Diaspora and Nation in the Indian Ocean
Transnational Histories of Race and Urban Space in Tanzania
The vibrant Swahili coast port city of Dar es Salaam—literally, the “Haven of Peace”—hosts a population reflecting a legacy of long relations with the Arabian Peninsula and a diaspora emanating in waves from the Indian subcontinent. By the 1960s, after decades of European imperial intrusions, Tanzanian nationalist forces had peacefully dismantled the last British colonial structures of racial segregation and put in place an official philosophy of nonracial nationalism. Yet today, more than five decades after independence, race is still a prominent and publicly contested subject in Dar es Salaam. What makes this issue so dizzyingly elusive—for government bureaucrats and ordinary people alike—is East Africa’s location on the Indian Ocean, a historic crossroads of diverse peoples possessing varied ideas about how to reconcile human difference, social belonging, and place of origin.
Based on a range of archival, oral, and newspaper sources from Tanzania and India, this book explores the history of cross-cultural encounters that shaped regional ideas of diaspora and nationhood from the earliest days of colonial Tanganyika—when Indian settlement began to expand dramatically—to present-day Tanzania, a nation always under construction. The book focuses primarily on two prominent city spaces, schools and cinemas: the one a site of education, the other a site of leisure; one typically a programmatic entity of government, the other usually a bastion of commercial enterprise. Nonetheless, the forces shaping schools and cinemas as they developed into busy centers of urban social interaction were surprisingly similar: the state, community organizations, nationalist movements, economic change, and the transnational winds of Indian Ocean culture and capital. Whether in the form of institutional apparatuses like networks of Indian teacher importation and curricula adoption, or through the market predominance of the Indian film industry, schools and cinemas in East Africa historically were influenced by actions and ideas from around the Indian Ocean.
Diaspora and Nation in the Indian Ocean argues that an Indian Ocean–wide perspective enables an examination of the transnational production of ideas about race against a backdrop of changing relationships and claims of belonging as new notions of nationhood and diaspora emerged. It bridges an academic divide, because historians often either focus on the Indian diaspora in isolation or write it out of the story of African nation building. Further, in contrast to the swell of publications on global Indian or South Asian diasporas that highlight longings for and contacts with the “homeland,” the book also demonstrates that much of the creative production of diasporic Indian identities formed in East Africa was a result of local (albeit cosmopolitan) encounters across cities like Dar es Salaam.
Awards
- 2017, Winner - Kenneth W. Baldridge Prize (best history book by Hawaii resident)
The book is well grounded in a range of archival, oral, and newspaper sources from Tanzania and India. . . . The strength lies in Bertz’s account of the changing debates about race carried on by Indians, Africans, and Europeans in day-to day encounters in the Indian Ocean World.
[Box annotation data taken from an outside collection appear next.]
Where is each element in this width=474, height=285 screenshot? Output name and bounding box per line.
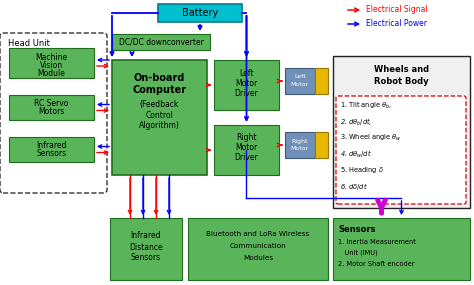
Bar <box>9 48 94 78</box>
Text: Motor: Motor <box>291 146 309 152</box>
Text: Vision: Vision <box>40 62 63 70</box>
Text: Computer: Computer <box>132 85 187 95</box>
Bar <box>214 60 279 110</box>
Bar <box>112 60 207 175</box>
Text: Right: Right <box>292 139 308 144</box>
Text: Driver: Driver <box>235 154 258 162</box>
Text: Infrared: Infrared <box>131 231 161 241</box>
Text: Head Unit: Head Unit <box>8 40 50 48</box>
Text: 3. Wheel angle $\theta_w$: 3. Wheel angle $\theta_w$ <box>340 133 401 143</box>
Text: Sensors: Sensors <box>131 253 161 262</box>
Text: Algorithm): Algorithm) <box>139 121 180 131</box>
Bar <box>188 218 328 280</box>
FancyBboxPatch shape <box>0 33 107 193</box>
Text: Sensors: Sensors <box>36 150 66 158</box>
Text: Battery: Battery <box>182 8 218 18</box>
Bar <box>333 218 470 280</box>
Bar <box>112 34 210 50</box>
FancyBboxPatch shape <box>336 96 466 204</box>
Text: Modules: Modules <box>243 255 273 261</box>
Text: RC Servo: RC Servo <box>34 99 69 107</box>
Text: Unit (IMU): Unit (IMU) <box>338 250 378 256</box>
Text: Motor: Motor <box>236 78 258 87</box>
Text: (Feedback: (Feedback <box>140 99 179 109</box>
Text: Electrical Signal: Electrical Signal <box>366 5 428 15</box>
Text: Driver: Driver <box>235 89 258 97</box>
Text: 2. $d\theta_b/dt$,: 2. $d\theta_b/dt$, <box>340 116 372 128</box>
Text: On-board: On-board <box>134 73 185 83</box>
Bar <box>214 125 279 175</box>
Text: Robot Body: Robot Body <box>374 76 429 86</box>
Bar <box>285 132 315 158</box>
Text: Control: Control <box>146 111 173 119</box>
Text: Left: Left <box>294 74 306 80</box>
Bar <box>315 68 328 94</box>
Text: Motor: Motor <box>236 144 258 152</box>
Text: 4. $d\theta_w/dt$: 4. $d\theta_w/dt$ <box>340 148 372 160</box>
Text: Communication: Communication <box>230 243 286 249</box>
Text: 6. $d\delta/dt$: 6. $d\delta/dt$ <box>340 180 368 192</box>
Text: Sensors: Sensors <box>338 225 375 233</box>
Text: Motor: Motor <box>291 82 309 87</box>
Text: Infrared: Infrared <box>36 141 67 150</box>
Bar <box>158 4 242 22</box>
Text: Machine: Machine <box>36 54 68 62</box>
Text: Distance: Distance <box>129 243 163 251</box>
Text: Left: Left <box>239 68 254 78</box>
Text: Electrical Power: Electrical Power <box>366 19 427 29</box>
Bar <box>110 218 182 280</box>
Text: DC/DC downconverter: DC/DC downconverter <box>118 38 203 46</box>
Text: Right: Right <box>236 133 257 142</box>
Text: Bluetooth and LoRa Wireless: Bluetooth and LoRa Wireless <box>206 231 310 237</box>
Text: 1. Tilt angle $\theta_b$,: 1. Tilt angle $\theta_b$, <box>340 101 392 111</box>
Text: 5. Heading $\delta$: 5. Heading $\delta$ <box>340 165 384 175</box>
Text: Module: Module <box>37 70 65 78</box>
Bar <box>9 95 94 120</box>
Bar <box>333 56 470 208</box>
Text: Motors: Motors <box>38 107 64 117</box>
Bar <box>9 137 94 162</box>
Text: 1. Inertia Measurement: 1. Inertia Measurement <box>338 239 416 245</box>
Bar <box>285 68 315 94</box>
Text: 2. Motor Shaft encoder: 2. Motor Shaft encoder <box>338 261 415 267</box>
Text: Wheels and: Wheels and <box>374 66 429 74</box>
Bar <box>315 132 328 158</box>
New notions of migration, nation, and post colonial histories can only be under stood in terms of human experience and encounters. Bertz convincingly shifts the frame from African studies and Asian studies to the more inclusive field of Indian Ocean studies and Global History. It is a major contribution for Indian Ocean historians, sociologists, and anthropologists.
Bertz presents a nuanced argument for a wider Indian Ocean lens on the city, seeking to transcend the divides in the histories of East Africa and South Asia. . . . The book is well written and it benefits from an effective use of individual narratives to illustrate and punctuate the argument. . . . Bertz has made a useful contribution to debates on race and space in East Africa’s urban history.
Bertz’s wholistic overview provides a welcome corrective to the works of [Jonathon] Glassman and [James] Brennan, which sometimes seem to place the rise of racial animus solely on the side of Africans. After his excellent introduction, Bertz turns to his two social spaces [cinemas and schools]. He uses business and colonial records as well as oral history interviews in his analysis. His overview of the importance of cinemas as both a site of leisure and a place of social interaction that broke through colonial racial barriers is striking.
This is an engaging study of how race and space were intertwined in the colonial and postcolonial world of the western Indian Ocean. The author’s use of primary evidence, both archival and based on his wide-ranging interviews, is most impressive.
This book illuminates the debates about race between Indians, Africans, and Europeans in day-to-day encounters in the Indian Ocean world. New notions of migration, nation, and postcolonial histories can only be understood in terms of human experiences and encounters. Bertz convincingly shifts the frame from African studies and Asian studies to the more inclusive field of Indian Ocean studies.
Ned Bertz is associate professor in the Department of History at the University of Hawai'i at Mānoa.